For clear, natural Spanish, keep Cuanto más… at the beginning.
In Spanish, the subject pronoun (yo, tú, él, etc.) is normally omitted because the verb ending already shows the person:
- viajo = I travel (1st person singular)
- viajas = you travel
- viaja = he/she/it travels
So:
- (Yo) viajo → Yo is optional.
People add yo only for emphasis or contrast:
- Cuanto más viajo yo, más me gusta España (no tú).
In your sentence, there is no contrast, so just “viajo” is the natural choice.
Both orders are grammatically correct:
- Más difícil es elegir solo un lugar…
- Es más difícil elegir solo un lugar…
Difference:
- 2 (Es más difícil...) is the most common, neutral word order in everyday speech.
- 1 (Más difícil es...) puts emphasis on “más difícil” and sounds a bit more expressive or stylistic. It’s not strange, but slightly more literary/marked.
So you could also say:
- Cuanto más viajo, es más difícil elegir solo un lugar…
This is perfectly natural too.
Both elegir and escoger mean roughly “to choose/pick” and are widely understood in Spain.
In this sentence:
- elegir solo un lugar
- escoger solo un lugar
are both correct. Subtle points:
- In Spain, elegir sounds a bit more common and slightly more formal/neutral.
- escoger is also very common; some speakers prefer one or the other by habit.
Important: elegir is irregular:
- yo elijo
- tú eliges
- él elige
- nosotros elegimos
- vosotros elegís
- ellos eligen
Modern standard spelling (RAE) recommends writing solo without an accent in almost all cases, whether it means:
- “alone” (adjective):
- Estoy solo. = I’m alone.
- “only” / “just” (adverb):
- Solo quiero un café. = I only want a coffee.
Your sentence:
- …elegir solo un lugar…
= …to choose only one place…
Here solo = “only / just”, and no accent is the usual modern form.
Historically, people wrote sólo (with accent) when it meant “only”, but now the accent is considered optional and usually unnecessary.

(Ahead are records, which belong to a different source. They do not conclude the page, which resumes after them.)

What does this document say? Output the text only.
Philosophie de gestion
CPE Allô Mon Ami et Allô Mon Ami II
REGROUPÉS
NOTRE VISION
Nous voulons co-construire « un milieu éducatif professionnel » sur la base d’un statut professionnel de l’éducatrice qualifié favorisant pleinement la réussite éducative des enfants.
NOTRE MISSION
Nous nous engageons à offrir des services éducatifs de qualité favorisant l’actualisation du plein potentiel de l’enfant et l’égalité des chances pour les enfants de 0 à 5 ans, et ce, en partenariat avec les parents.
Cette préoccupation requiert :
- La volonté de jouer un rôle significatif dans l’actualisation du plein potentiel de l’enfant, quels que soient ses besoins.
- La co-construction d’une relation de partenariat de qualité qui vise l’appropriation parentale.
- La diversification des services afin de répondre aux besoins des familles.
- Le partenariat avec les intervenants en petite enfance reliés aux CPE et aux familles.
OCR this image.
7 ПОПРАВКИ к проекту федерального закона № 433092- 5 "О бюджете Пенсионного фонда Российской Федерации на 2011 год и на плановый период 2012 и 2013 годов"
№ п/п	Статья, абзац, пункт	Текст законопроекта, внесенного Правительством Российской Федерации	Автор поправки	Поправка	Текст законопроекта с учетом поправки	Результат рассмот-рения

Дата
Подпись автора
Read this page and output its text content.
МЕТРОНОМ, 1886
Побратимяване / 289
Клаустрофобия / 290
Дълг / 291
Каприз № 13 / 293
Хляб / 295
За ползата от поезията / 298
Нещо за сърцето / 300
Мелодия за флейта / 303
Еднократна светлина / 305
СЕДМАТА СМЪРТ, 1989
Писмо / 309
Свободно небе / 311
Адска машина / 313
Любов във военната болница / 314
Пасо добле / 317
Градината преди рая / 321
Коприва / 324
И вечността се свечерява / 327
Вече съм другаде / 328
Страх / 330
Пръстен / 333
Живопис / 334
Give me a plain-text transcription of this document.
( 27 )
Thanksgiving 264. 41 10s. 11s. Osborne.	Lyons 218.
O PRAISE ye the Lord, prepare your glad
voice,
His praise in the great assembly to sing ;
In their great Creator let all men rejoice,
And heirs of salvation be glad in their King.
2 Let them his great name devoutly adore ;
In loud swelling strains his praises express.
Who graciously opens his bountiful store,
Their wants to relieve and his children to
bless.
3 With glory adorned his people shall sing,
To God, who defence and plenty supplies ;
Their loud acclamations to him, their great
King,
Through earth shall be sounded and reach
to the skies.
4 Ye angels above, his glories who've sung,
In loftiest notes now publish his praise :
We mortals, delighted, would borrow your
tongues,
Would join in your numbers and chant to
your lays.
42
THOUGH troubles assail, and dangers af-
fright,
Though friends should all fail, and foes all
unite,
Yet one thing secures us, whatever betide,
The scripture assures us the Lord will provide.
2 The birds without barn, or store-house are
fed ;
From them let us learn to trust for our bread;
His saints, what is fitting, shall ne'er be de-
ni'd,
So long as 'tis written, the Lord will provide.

Many writers in Spain simply never use the accent on solo anymore.
Yes, you can:
- …más difícil es elegir solo un lugar…
- …más difícil es elegir solamente un lugar…
Both mean “to choose only one place”. Differences:
- solo is shorter, very common in speech and writing.
- solamente is a bit more formal or emphatic, like English “only” vs “only/just/merely”.
In everyday Spanish from Spain, solo is more frequent here.
Spanish distinguishes four forms:
porque (one word, no accent) = “because” (conjunction)
- No salgo porque llueve. = I’m not going out because it’s raining.
por qué (two words, accent) = “why” (in questions)
- ¿Por qué no sales? = Why aren’t you going out?
porqué (one word, accent) = “the reason” (a noun)
- El porqué de su decisión es desconocido. = The reason for his decision is unknown.
por que (two words, no accent) = rarer; appears in some special grammatical combinations.
In your sentence:
- …más difícil es elegir solo un lugar, porque todos son distintos.
= …because they are all different.
So porque = “because” is the correct form.
Todos here is a pronoun meaning “all of them”.
It refers back to los lugares (the places), which is:
- masculine
- plural
So the pronoun must agree:
- todos = all (of them) referring to los lugares
And distintos is also masculine plural, agreeing with todos:
- todos (ellos) son distintos
= they are all different / all of them are different.
The noun lugares is not repeated because it’s obvious from context.
In this context, no practical difference:
- todos son distintos
- todos son diferentes
Both normally mean: “they are all different” / “each one is different from the others”.
There are some subtle stylistic or regional preferences, but in standard Spanish from Spain, either is fine here.
Viajo (present) here expresses a general, ongoing tendency:
- Cuanto más viajo…
= The more I travel (in general / as I keep traveling)…
If you say:
- Cuanto más he viajado, más difícil ha sido elegir solo un lugar…
that shifts the meaning to past experience up to now:
- The more I have traveled, the harder it has been to choose just one place…
Both are grammatical, but:
- Present (viajo) → focuses on an ongoing process; sounds more immediate and general.
- Present perfect (he viajado) → focuses on accumulated past experience.
The original sentence is talking about an ongoing, evolving situation, so viajo fits very well.